Saturday, December 8, 2007

In China it's culture, not ethics or CSR

A conference this past week in Beijing was most informative on several levels. The topic was to discuss in a Chinese context business values and corporate culture. The audience was engaged – very engaged; more engaged than audiences in most of the conferences I have attended where the topic is business ethics or corporate social responsibility.

The substance of our discussions in Beijing was essentially the same concerns as inform discussions of business ethics or corporate social responsibility. But the conceptual framework, the lens, brought to bear on the subject matter was unique. The starting point was “culture”, not ethics, not the business case for taking stakeholder concerns into account when running a for-profit enterprise.

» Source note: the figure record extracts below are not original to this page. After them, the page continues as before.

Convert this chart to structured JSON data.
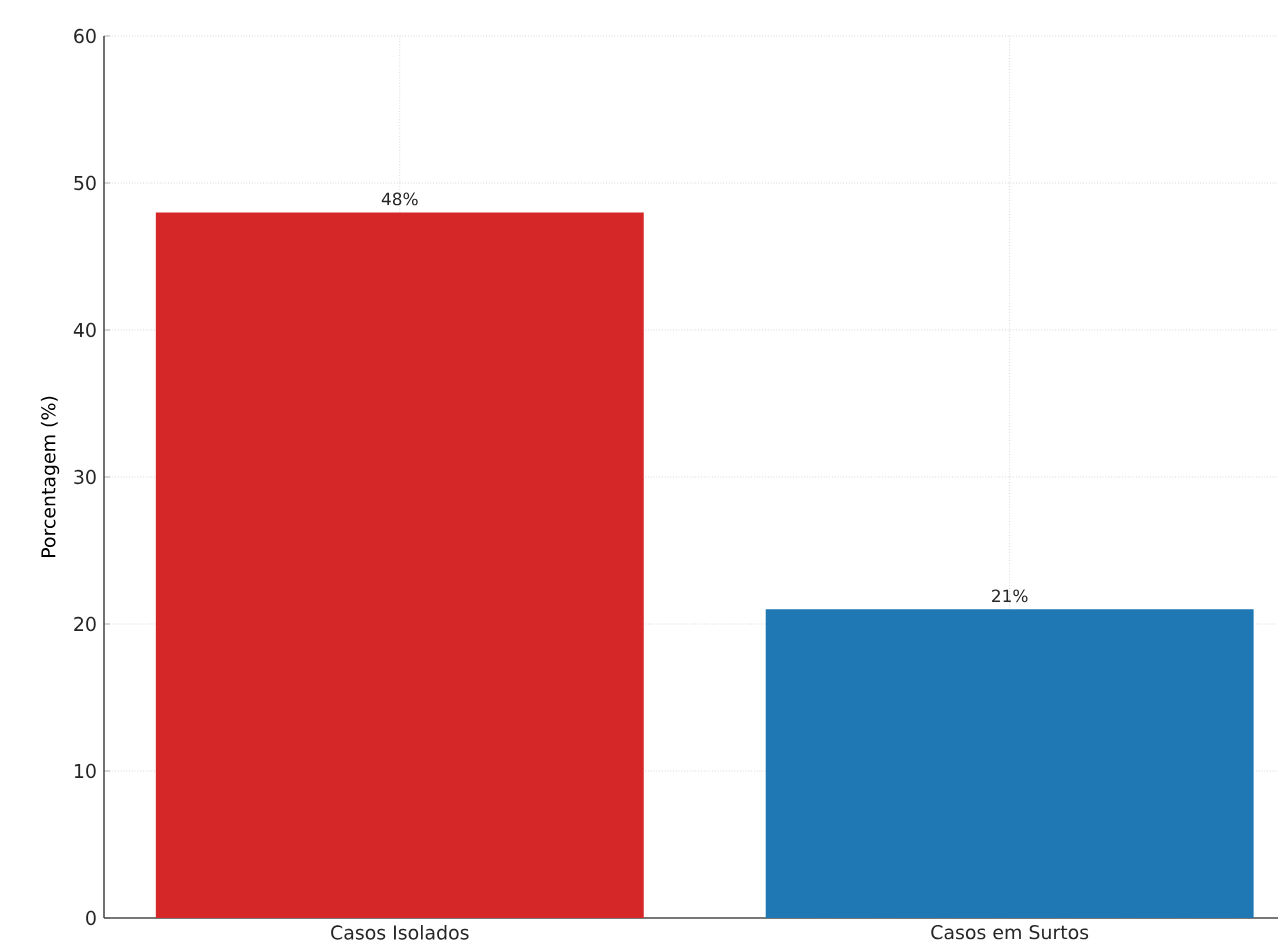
{
  "chart_data": {
    "type": "bar",
    "ylabel": "Porcentagem (%)",
    "categories": [
      "Casos Isolados",
      "Casos em Surtos"
    ],
    "values": [
      48,
      21
    ],
    "colors": [
      "#d62728",
      "#1f77b4"
    ],
    "value_labels": [
      "48%",
      "21%"
    ],
    "ylim": [
      0,
      60
    ],
    "yticks": [
      0,
      10,
      20,
      30,
      40,
      50,
      60
    ],
    "grid": true
  }
}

In prior workshops on business ethics in China my observation was the absence of concern for the topic on the part of Chinese business owners and managers. This recent discussion, however, was very different. It struck me as being very authentically Chinese while the previous meeting seems now in retrospect to have been the extension of a foreign framework into an unresponsive Chinese intellectual and emotional milieu.

Something like the assertion of exterritorial legal jurisdiction in China by the western powers during the glory years of Western colonial dominance. For example, Western powers had their own tribunal in Shanghai to resolve matters according to French, British, or other European legal norms and practices.

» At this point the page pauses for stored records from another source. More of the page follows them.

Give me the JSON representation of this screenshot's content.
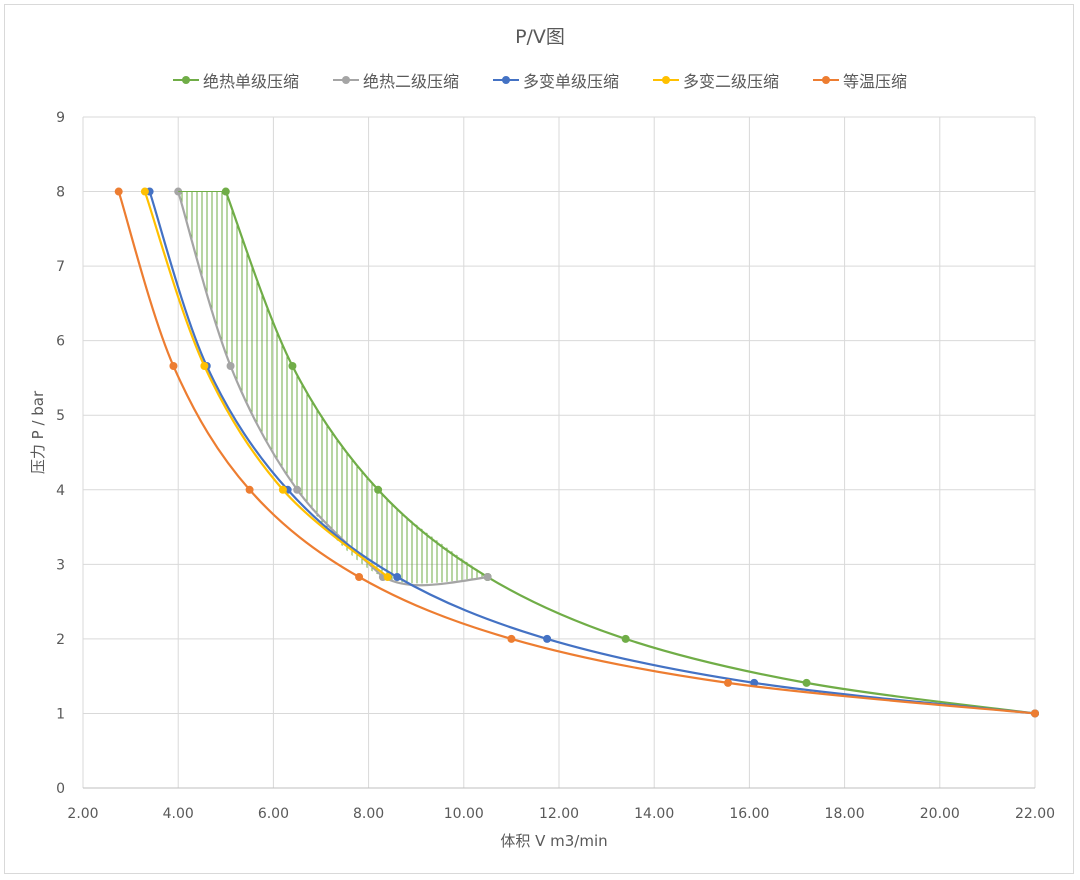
{
  "chart": {
    "title": "P/V图",
    "xlabel": "体积 V m3/min",
    "ylabel": "压力 P / bar"
  },
  "legend": [
    {
      "label": "绝热单级压缩",
      "color": "#70ad47"
    },
    {
      "label": "绝热二级压缩",
      "color": "#a5a5a5"
    },
    {
      "label": "多变单级压缩",
      "color": "#4472c4"
    },
    {
      "label": "多变二级压缩",
      "color": "#ffc000"
    },
    {
      "label": "等温压缩",
      "color": "#ed7d31"
    }
  ],
  "chart_data": {
    "type": "scatter",
    "title": "P/V图",
    "xlabel": "体积 V m3/min",
    "ylabel": "压力 P / bar",
    "xlim": [
      2.0,
      22.0
    ],
    "ylim": [
      0,
      9
    ],
    "x_ticks": [
      "2.00",
      "4.00",
      "6.00",
      "8.00",
      "10.00",
      "12.00",
      "14.00",
      "16.00",
      "18.00",
      "20.00",
      "22.00"
    ],
    "y_ticks": [
      "0",
      "1",
      "2",
      "3",
      "4",
      "5",
      "6",
      "7",
      "8",
      "9"
    ],
    "grid": true,
    "legend_position": "top",
    "smooth_lines": true,
    "series": [
      {
        "name": "绝热单级压缩",
        "color": "#70ad47",
        "points": [
          [
            5.0,
            8
          ],
          [
            6.4,
            5.66
          ],
          [
            8.2,
            4
          ],
          [
            10.5,
            2.83
          ],
          [
            13.4,
            2
          ],
          [
            17.2,
            1.41
          ],
          [
            22.0,
            1
          ]
        ]
      },
      {
        "name": "绝热二级压缩",
        "color": "#a5a5a5",
        "points": [
          [
            4.0,
            8
          ],
          [
            5.1,
            5.66
          ],
          [
            6.5,
            4
          ],
          [
            8.3,
            2.83
          ],
          [
            10.5,
            2.83
          ]
        ]
      },
      {
        "name": "多变单级压缩",
        "color": "#4472c4",
        "points": [
          [
            3.4,
            8
          ],
          [
            4.6,
            5.66
          ],
          [
            6.3,
            4
          ],
          [
            8.6,
            2.83
          ],
          [
            11.75,
            2
          ],
          [
            16.1,
            1.41
          ],
          [
            22.0,
            1
          ]
        ]
      },
      {
        "name": "多变二级压缩",
        "color": "#ffc000",
        "points": [
          [
            3.3,
            8
          ],
          [
            4.55,
            5.66
          ],
          [
            6.2,
            4
          ],
          [
            8.4,
            2.83
          ]
        ]
      },
      {
        "name": "等温压缩",
        "color": "#ed7d31",
        "points": [
          [
            2.75,
            8
          ],
          [
            3.9,
            5.66
          ],
          [
            5.5,
            4
          ],
          [
            7.8,
            2.83
          ],
          [
            11.0,
            2
          ],
          [
            15.55,
            1.41
          ],
          [
            22.0,
            1
          ]
        ]
      }
    ],
    "annotations": [
      {
        "type": "hatched_area",
        "description": "vertical green hatching between 绝热二级压缩 and 绝热单级压缩 curves",
        "color": "#70ad47"
      }
    ]
  }
}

In startling contrast, in this past week’s conference and panel discussions, the Chinese asserted conceptual ownership of the subject and fully engaged their minds as well as their emotions.

It appears that, for them, the discussion of “culture” is not a trivial matter.

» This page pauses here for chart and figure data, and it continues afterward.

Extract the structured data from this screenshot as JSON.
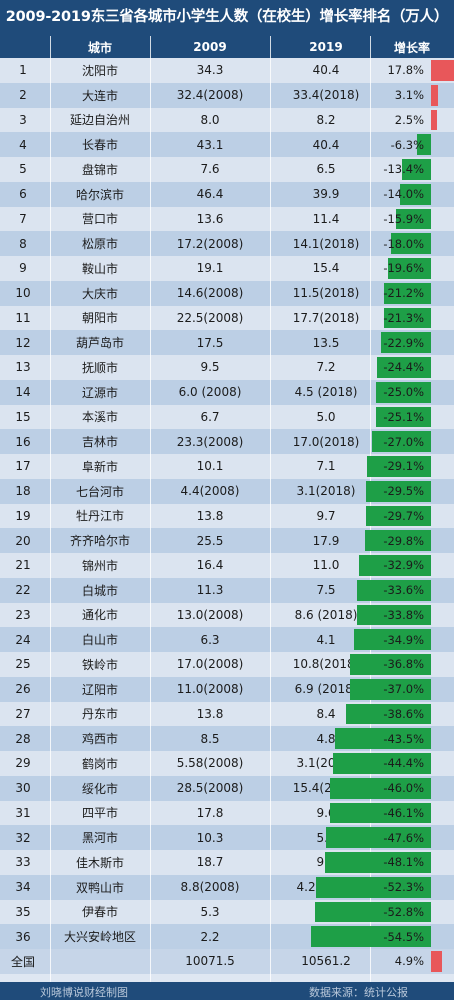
{
  "title": "2009-2019东三省各城市小学生人数（在校生）增长率排名（万人）",
  "footer": {
    "credit": "刘晓博说财经制图",
    "source": "数据来源：统计公报"
  },
  "chart_data": {
    "type": "table",
    "title": "2009-2019东三省各城市小学生人数（在校生）增长率排名（万人）",
    "columns": [
      "",
      "城市",
      "2009",
      "2019",
      "增长率"
    ],
    "rows": [
      {
        "rank": "1",
        "city": "沈阳市",
        "v2009": "34.3",
        "v2019": "40.4",
        "rate_label": "17.8%",
        "rate": 17.8
      },
      {
        "rank": "2",
        "city": "大连市",
        "v2009": "32.4(2008)",
        "v2019": "33.4(2018)",
        "rate_label": "3.1%",
        "rate": 3.1
      },
      {
        "rank": "3",
        "city": "延边自治州",
        "v2009": "8.0",
        "v2019": "8.2",
        "rate_label": "2.5%",
        "rate": 2.5
      },
      {
        "rank": "4",
        "city": "长春市",
        "v2009": "43.1",
        "v2019": "40.4",
        "rate_label": "-6.3%",
        "rate": -6.3
      },
      {
        "rank": "5",
        "city": "盘锦市",
        "v2009": "7.6",
        "v2019": "6.5",
        "rate_label": "-13.4%",
        "rate": -13.4
      },
      {
        "rank": "6",
        "city": "哈尔滨市",
        "v2009": "46.4",
        "v2019": "39.9",
        "rate_label": "-14.0%",
        "rate": -14.0
      },
      {
        "rank": "7",
        "city": "营口市",
        "v2009": "13.6",
        "v2019": "11.4",
        "rate_label": "-15.9%",
        "rate": -15.9
      },
      {
        "rank": "8",
        "city": "松原市",
        "v2009": "17.2(2008)",
        "v2019": "14.1(2018)",
        "rate_label": "-18.0%",
        "rate": -18.0
      },
      {
        "rank": "9",
        "city": "鞍山市",
        "v2009": "19.1",
        "v2019": "15.4",
        "rate_label": "-19.6%",
        "rate": -19.6
      },
      {
        "rank": "10",
        "city": "大庆市",
        "v2009": "14.6(2008)",
        "v2019": "11.5(2018)",
        "rate_label": "-21.2%",
        "rate": -21.2
      },
      {
        "rank": "11",
        "city": "朝阳市",
        "v2009": "22.5(2008)",
        "v2019": "17.7(2018)",
        "rate_label": "-21.3%",
        "rate": -21.3
      },
      {
        "rank": "12",
        "city": "葫芦岛市",
        "v2009": "17.5",
        "v2019": "13.5",
        "rate_label": "-22.9%",
        "rate": -22.9
      },
      {
        "rank": "13",
        "city": "抚顺市",
        "v2009": "9.5",
        "v2019": "7.2",
        "rate_label": "-24.4%",
        "rate": -24.4
      },
      {
        "rank": "14",
        "city": "辽源市",
        "v2009": "6.0 (2008)",
        "v2019": "4.5 (2018)",
        "rate_label": "-25.0%",
        "rate": -25.0
      },
      {
        "rank": "15",
        "city": "本溪市",
        "v2009": "6.7",
        "v2019": "5.0",
        "rate_label": "-25.1%",
        "rate": -25.1
      },
      {
        "rank": "16",
        "city": "吉林市",
        "v2009": "23.3(2008)",
        "v2019": "17.0(2018)",
        "rate_label": "-27.0%",
        "rate": -27.0
      },
      {
        "rank": "17",
        "city": "阜新市",
        "v2009": "10.1",
        "v2019": "7.1",
        "rate_label": "-29.1%",
        "rate": -29.1
      },
      {
        "rank": "18",
        "city": "七台河市",
        "v2009": "4.4(2008)",
        "v2019": "3.1(2018)",
        "rate_label": "-29.5%",
        "rate": -29.5
      },
      {
        "rank": "19",
        "city": "牡丹江市",
        "v2009": "13.8",
        "v2019": "9.7",
        "rate_label": "-29.7%",
        "rate": -29.7
      },
      {
        "rank": "20",
        "city": "齐齐哈尔市",
        "v2009": "25.5",
        "v2019": "17.9",
        "rate_label": "-29.8%",
        "rate": -29.8
      },
      {
        "rank": "21",
        "city": "锦州市",
        "v2009": "16.4",
        "v2019": "11.0",
        "rate_label": "-32.9%",
        "rate": -32.9
      },
      {
        "rank": "22",
        "city": "白城市",
        "v2009": "11.3",
        "v2019": "7.5",
        "rate_label": "-33.6%",
        "rate": -33.6
      },
      {
        "rank": "23",
        "city": "通化市",
        "v2009": "13.0(2008)",
        "v2019": "8.6 (2018)",
        "rate_label": "-33.8%",
        "rate": -33.8
      },
      {
        "rank": "24",
        "city": "白山市",
        "v2009": "6.3",
        "v2019": "4.1",
        "rate_label": "-34.9%",
        "rate": -34.9
      },
      {
        "rank": "25",
        "city": "铁岭市",
        "v2009": "17.0(2008)",
        "v2019": "10.8(2018)",
        "rate_label": "-36.8%",
        "rate": -36.8
      },
      {
        "rank": "26",
        "city": "辽阳市",
        "v2009": "11.0(2008)",
        "v2019": "6.9 (2018)",
        "rate_label": "-37.0%",
        "rate": -37.0
      },
      {
        "rank": "27",
        "city": "丹东市",
        "v2009": "13.8",
        "v2019": "8.4",
        "rate_label": "-38.6%",
        "rate": -38.6
      },
      {
        "rank": "28",
        "city": "鸡西市",
        "v2009": "8.5",
        "v2019": "4.8",
        "rate_label": "-43.5%",
        "rate": -43.5
      },
      {
        "rank": "29",
        "city": "鹤岗市",
        "v2009": "5.58(2008)",
        "v2019": "3.1(2018)",
        "rate_label": "-44.4%",
        "rate": -44.4
      },
      {
        "rank": "30",
        "city": "绥化市",
        "v2009": "28.5(2008)",
        "v2019": "15.4(2018)",
        "rate_label": "-46.0%",
        "rate": -46.0
      },
      {
        "rank": "31",
        "city": "四平市",
        "v2009": "17.8",
        "v2019": "9.6",
        "rate_label": "-46.1%",
        "rate": -46.1
      },
      {
        "rank": "32",
        "city": "黑河市",
        "v2009": "10.3",
        "v2019": "5.4",
        "rate_label": "-47.6%",
        "rate": -47.6
      },
      {
        "rank": "33",
        "city": "佳木斯市",
        "v2009": "18.7",
        "v2019": "9.7",
        "rate_label": "-48.1%",
        "rate": -48.1
      },
      {
        "rank": "34",
        "city": "双鸭山市",
        "v2009": "8.8(2008)",
        "v2019": "4.2(2018)",
        "rate_label": "-52.3%",
        "rate": -52.3
      },
      {
        "rank": "35",
        "city": "伊春市",
        "v2009": "5.3",
        "v2019": "2.5",
        "rate_label": "-52.8%",
        "rate": -52.8
      },
      {
        "rank": "36",
        "city": "大兴安岭地区",
        "v2009": "2.2",
        "v2019": "1.0",
        "rate_label": "-54.5%",
        "rate": -54.5
      }
    ],
    "total": {
      "rank": "全国",
      "city": "",
      "v2009": "10071.5",
      "v2019": "10561.2",
      "rate_label": "4.9%",
      "rate": 4.9
    },
    "colors": {
      "negative": "#1e9f47",
      "positive": "#e8575a",
      "header": "#1f4b7a"
    }
  }
}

Which fact, I suppose, should not have come as a surprise to me. After all, Chairman Mao’s great effort to shape China in his image was undertaken as a “cultural” revolution.

In ways that were quite exciting and revealing, speakers and commentators asked basic questions as a starting point on the way to defining appropriate levels of business conduct.

They asked what is human nature? Are people basically sinful and greedy? Do people have a capacity for moral behavior? Can they acknowledge the claims of society on their freedom and autonomy? Don’t we have to choose between “profit” on one side and ethical conduct on the other as Mencius argued so many years ago?

I felt as I listened that the objective of the conversation was to find a formula for “market freedoms with Chinese characteristics.”

The need to find such a formula is palpable as the Chinese Communist Party is moving more and more beyond Deng Xiao Ping’s formula of “Socialism with Chinese Characteristics” that justified the program of reform and opening up that began some 30 years ago.

The unstated question in everyone’s mind in the conference seemed to be “what kind of company behaviors will maximize market efficiencies and so create wealth but at the same time not be destructive of social harmony and non-financial values?

“Corporate culture” seemed to be assumed to be the meeting point of profit and social responsibility. One participant described the role of culture in a market setting as the brakes to off set too much pressure on the gas pedal. Excessive acceleration – a metaphor for excessive individualism or self-seeking – is tempered by putting on the brakes and keeping the car under the speed limit or safely hugging the road as it twists and turns.

This assumption is not a bad one in my opinion. Culture is a restraint on individualism. Culture is the action of the moral sense within us; culture arises within communities and sustains communities with commonalities of values, behaviors, practices, understandings.

Our discussions in Beijing had the following logic: with the right culture in place, companies will be ethical and socially responsible.

But the approach to implementation starts with culture – the psychology of the human, the needs and motivations of people - not with debates over moral theory or a list of stakeholder interests.

At the same time, a discussion of “culture” provided a way to reclaim China’s moral heritage. We spoke of Confucianism, of Taoism, even Buddhism, as rich sources of cultural “brakes” for companies in today’s China.

I very pleasantly felt that the Caux Round Table had a constructive role to play in this conversation as we have in a number of cultures been successful in mapping global standards of ethics and corporate social responsibility to core values within national settings. I was very pleased that our colleagues Dr. Roger Conant, Hiroshi Ishida, Andy Whitford from Westpac Bank, and Brinton Scott from the Fredrickson & Byron law firm office in Shanghai could make notable and constructive contributions to the discussions.